What’s to stop people just letting their friends’ games through?

Well, your creator identity keeps track of what you rate, so if we see that someone’s clearly not playing the game before rating it then their reputation will go down and they’ll have less of a voice. Also, we’ve put a clause in our Terms of Use that says you shouldn’t rate a game if you have any involvement with the development. Obviously there are reactive measures too, if something goes up and there are complaints we can trace back to the reviewers.

But all this punitive stuff – I just really hope that the community cares about this like we do and that they want it to work, otherwise they’ll just ruin it for themselves.

Do you think that this will prove a good example to other developers looking to embrace user-created content?

Yeah, I think it will, and I hope it does. We don’t have the panacea for everything, but I hope that this is a really positive step to show how a community can take responsibility for what they’re doing.

You said earlier that distribution was the last big piece of the puzzle. So where does XNA go from here?

Well, we’re also extending to Zune this year, and I think that there are other platforms that we could extend to like, for example, smartphones.
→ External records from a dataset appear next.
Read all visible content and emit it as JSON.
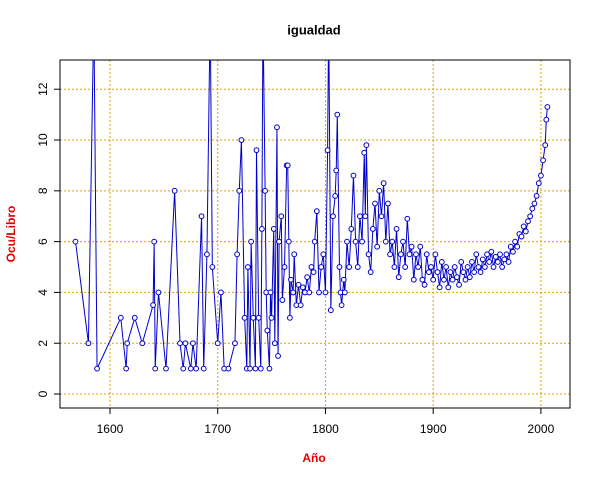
{
  "chart_data": {
    "type": "line",
    "title": "igualdad",
    "xlabel": "Año",
    "ylabel": "Ocu/Libro",
    "xlim": [
      1553.6,
      2027
    ],
    "ylim": [
      -0.55,
      13.15
    ],
    "xticks": [
      1600,
      1700,
      1800,
      1900,
      2000
    ],
    "yticks": [
      0,
      2,
      4,
      6,
      8,
      10,
      12
    ],
    "grid": true,
    "series": [
      {
        "color": "#0000cc",
        "x": [
          1568,
          1580,
          1585,
          1588,
          1610,
          1615,
          1616,
          1623,
          1630,
          1640,
          1641,
          1642,
          1645,
          1652,
          1660,
          1665,
          1668,
          1670,
          1675,
          1677,
          1680,
          1685,
          1687,
          1690,
          1693,
          1695,
          1700,
          1703,
          1706,
          1710,
          1716,
          1718,
          1720,
          1722,
          1725,
          1727,
          1728,
          1730,
          1731,
          1733,
          1735,
          1736,
          1738,
          1740,
          1741,
          1742,
          1744,
          1745,
          1746,
          1748,
          1749,
          1750,
          1752,
          1753,
          1755,
          1756,
          1757,
          1759,
          1760,
          1762,
          1764,
          1765,
          1766,
          1767,
          1768,
          1770,
          1771,
          1773,
          1775,
          1777,
          1779,
          1781,
          1783,
          1785,
          1787,
          1789,
          1790,
          1792,
          1794,
          1796,
          1798,
          1800,
          1802,
          1803,
          1805,
          1807,
          1809,
          1810,
          1811,
          1813,
          1814,
          1815,
          1817,
          1818,
          1820,
          1822,
          1824,
          1826,
          1828,
          1830,
          1832,
          1834,
          1836,
          1837,
          1838,
          1840,
          1842,
          1844,
          1846,
          1848,
          1850,
          1852,
          1854,
          1856,
          1858,
          1860,
          1862,
          1864,
          1866,
          1868,
          1870,
          1872,
          1874,
          1876,
          1878,
          1880,
          1882,
          1884,
          1886,
          1888,
          1890,
          1892,
          1894,
          1896,
          1898,
          1900,
          1902,
          1904,
          1906,
          1908,
          1910,
          1912,
          1914,
          1916,
          1918,
          1920,
          1922,
          1924,
          1926,
          1928,
          1930,
          1932,
          1934,
          1936,
          1938,
          1940,
          1942,
          1944,
          1946,
          1948,
          1950,
          1952,
          1954,
          1956,
          1958,
          1960,
          1962,
          1964,
          1966,
          1968,
          1970,
          1972,
          1974,
          1976,
          1978,
          1980,
          1982,
          1984,
          1986,
          1988,
          1990,
          1992,
          1994,
          1996,
          1998,
          2000,
          2002,
          2004,
          2005,
          2006
        ],
        "values": [
          6,
          2,
          15,
          1,
          3,
          1,
          2,
          3,
          2,
          3.5,
          6,
          1,
          4,
          1,
          8,
          2,
          1,
          2,
          1,
          2,
          1,
          7,
          1,
          5.5,
          15,
          5,
          2,
          4,
          1,
          1,
          2,
          5.5,
          8,
          10,
          3,
          1,
          5,
          1,
          6,
          3,
          1,
          9.6,
          3,
          1,
          6.5,
          15,
          8,
          4,
          2.5,
          1,
          4,
          3,
          6.5,
          2,
          10.5,
          1.5,
          6,
          7,
          3.7,
          5,
          9,
          9,
          6,
          3,
          4.5,
          4,
          5.5,
          3.5,
          4.3,
          3.5,
          4.2,
          4,
          4.6,
          4,
          5,
          4.8,
          6,
          7.2,
          4,
          5,
          5.5,
          4,
          9.6,
          15,
          3.3,
          7,
          7.8,
          8.8,
          11,
          5,
          4,
          3.5,
          4.5,
          4,
          6,
          5,
          6.5,
          8.6,
          6,
          5,
          7,
          6,
          9.5,
          7,
          9.8,
          5.5,
          4.8,
          6.5,
          7.5,
          5.8,
          8,
          7,
          8.3,
          6,
          7.5,
          5.5,
          6,
          5,
          6.5,
          4.6,
          5.5,
          6,
          5,
          6.9,
          5.5,
          5.8,
          4.5,
          5.5,
          5,
          5.8,
          4.5,
          4.3,
          5.5,
          4.8,
          5,
          4.5,
          5.5,
          4.8,
          4.2,
          5.2,
          4.5,
          5,
          4.2,
          4.8,
          4.5,
          5,
          4.6,
          4.3,
          5.2,
          4.8,
          4.5,
          5,
          4.6,
          5.2,
          4.8,
          5.5,
          5,
          4.8,
          5.3,
          5,
          5.5,
          5.2,
          5.6,
          5,
          5.4,
          5.2,
          5.5,
          5,
          5.3,
          5.5,
          5.2,
          5.8,
          5.6,
          6,
          5.8,
          6.3,
          6.2,
          6.6,
          6.4,
          6.8,
          7,
          7.3,
          7.5,
          7.8,
          8.3,
          8.6,
          9.2,
          9.8,
          10.8,
          11.3
        ]
      }
    ]
  }
}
As for the distribution, it’ll be about tuning it and making sure it’s as good as possible, making sure that multi-region distribution works. That’s where we’ll be focusing short- to long-term, and I think that’ll inform where we go from there.

Will people have to pay to play the Community Games?

We haven’t decided that yet – to be honest, we’re not really focused on the business model, we’ve been focusing on this pipeline and connecting people. Once we’re in beta more will come to light. For now it’s just getting this distribution to work – it’s a hell of a lot of work!